Short breaks and walks are wonderful and productive, but not necessarily at
the times your printing.

------
iBercovich
I completely agree that increasing time at a desk doesn't mean much in terms
of productivity, specially when the activity in question involves a lot of
mental effort. I like how this article talks about time spent working:
<http://www.joelonsoftware.com/articles/fog0000000339.html>

------
chipsy
Echoing the mentions of cognitive load, I get the impression that only about
an hour or two of "forceful mental effort" - the period when you're hovering
outside of a flow state and have to reassemble the problem you're working on -
actually takes place during work hours.

This would account for why it becomes incredibly difficult to polish up
creative work after a certain point(fit+finish of software, detailing artwork,
tone and timbre in music); once you've solved all the big problems.

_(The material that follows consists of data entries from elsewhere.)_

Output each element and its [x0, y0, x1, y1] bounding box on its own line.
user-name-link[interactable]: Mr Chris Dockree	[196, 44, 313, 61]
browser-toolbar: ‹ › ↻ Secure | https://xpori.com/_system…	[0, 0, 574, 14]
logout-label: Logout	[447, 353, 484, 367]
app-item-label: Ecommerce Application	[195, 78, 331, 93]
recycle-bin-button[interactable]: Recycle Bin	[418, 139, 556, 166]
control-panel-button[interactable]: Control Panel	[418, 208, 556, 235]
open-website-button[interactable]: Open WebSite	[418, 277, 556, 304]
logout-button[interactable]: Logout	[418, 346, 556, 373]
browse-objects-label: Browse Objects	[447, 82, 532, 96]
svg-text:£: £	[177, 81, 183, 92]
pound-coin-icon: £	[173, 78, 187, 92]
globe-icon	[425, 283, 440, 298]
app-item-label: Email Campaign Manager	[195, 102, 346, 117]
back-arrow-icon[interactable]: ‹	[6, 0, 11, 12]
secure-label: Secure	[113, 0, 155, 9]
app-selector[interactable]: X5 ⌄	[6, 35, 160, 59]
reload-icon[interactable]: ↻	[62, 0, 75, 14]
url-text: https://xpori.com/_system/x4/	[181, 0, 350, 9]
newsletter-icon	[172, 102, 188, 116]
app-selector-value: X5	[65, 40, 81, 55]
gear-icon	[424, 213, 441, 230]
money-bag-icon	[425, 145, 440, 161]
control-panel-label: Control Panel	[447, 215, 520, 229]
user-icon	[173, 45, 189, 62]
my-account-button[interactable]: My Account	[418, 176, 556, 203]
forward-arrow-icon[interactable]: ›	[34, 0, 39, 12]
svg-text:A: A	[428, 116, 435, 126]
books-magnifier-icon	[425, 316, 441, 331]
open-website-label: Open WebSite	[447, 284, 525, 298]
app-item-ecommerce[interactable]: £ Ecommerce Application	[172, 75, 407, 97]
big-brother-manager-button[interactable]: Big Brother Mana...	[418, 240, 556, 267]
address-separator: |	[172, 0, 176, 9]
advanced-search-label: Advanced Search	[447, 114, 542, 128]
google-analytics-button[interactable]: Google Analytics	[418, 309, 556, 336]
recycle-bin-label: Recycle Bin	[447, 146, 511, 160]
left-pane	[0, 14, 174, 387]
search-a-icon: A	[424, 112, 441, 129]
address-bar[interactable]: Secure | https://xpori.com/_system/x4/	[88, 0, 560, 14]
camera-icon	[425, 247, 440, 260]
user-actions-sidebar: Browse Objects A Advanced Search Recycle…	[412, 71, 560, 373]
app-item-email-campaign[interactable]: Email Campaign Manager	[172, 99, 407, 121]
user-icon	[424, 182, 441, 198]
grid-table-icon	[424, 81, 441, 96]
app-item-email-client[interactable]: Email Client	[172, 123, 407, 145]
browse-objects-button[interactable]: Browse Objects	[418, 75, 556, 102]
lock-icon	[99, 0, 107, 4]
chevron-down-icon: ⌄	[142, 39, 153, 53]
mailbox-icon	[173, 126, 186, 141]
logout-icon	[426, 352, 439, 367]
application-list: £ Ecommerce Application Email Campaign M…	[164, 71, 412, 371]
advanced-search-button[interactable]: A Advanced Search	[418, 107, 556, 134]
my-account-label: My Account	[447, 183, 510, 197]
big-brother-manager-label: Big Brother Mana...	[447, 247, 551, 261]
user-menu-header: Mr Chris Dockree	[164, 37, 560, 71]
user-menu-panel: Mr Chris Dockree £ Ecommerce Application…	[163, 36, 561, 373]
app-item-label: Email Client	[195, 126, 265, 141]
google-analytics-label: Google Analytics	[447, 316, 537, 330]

You're
spending all your time on figurative hands-and-knees, straining to find the
little things - even though you may know how to attack a problem once you're
aware of it, collecting the necessary data to turn the process into a fast
feedback loop is hard. Hence why polish work is absolutely exhausting, because
you're constantly knocked out of flow.

------
CapitalistCartr
The article seems more to illustrate the pitfalls of incorrectly identifying
the bottleneck in a process, thereby fixing the something that isn't broken.
He points out, rightly, that time isn't always the bottleneck. But any
efficiency analysis that blindly made that assumption without any checking
should be thrown out.

------
Confusion
An important jump in general happiness in my life occurred when I stopped
worrying about efficiency when standing in line in the supermarket, when stuck
in the slow lane or when doing some maintenance around the house.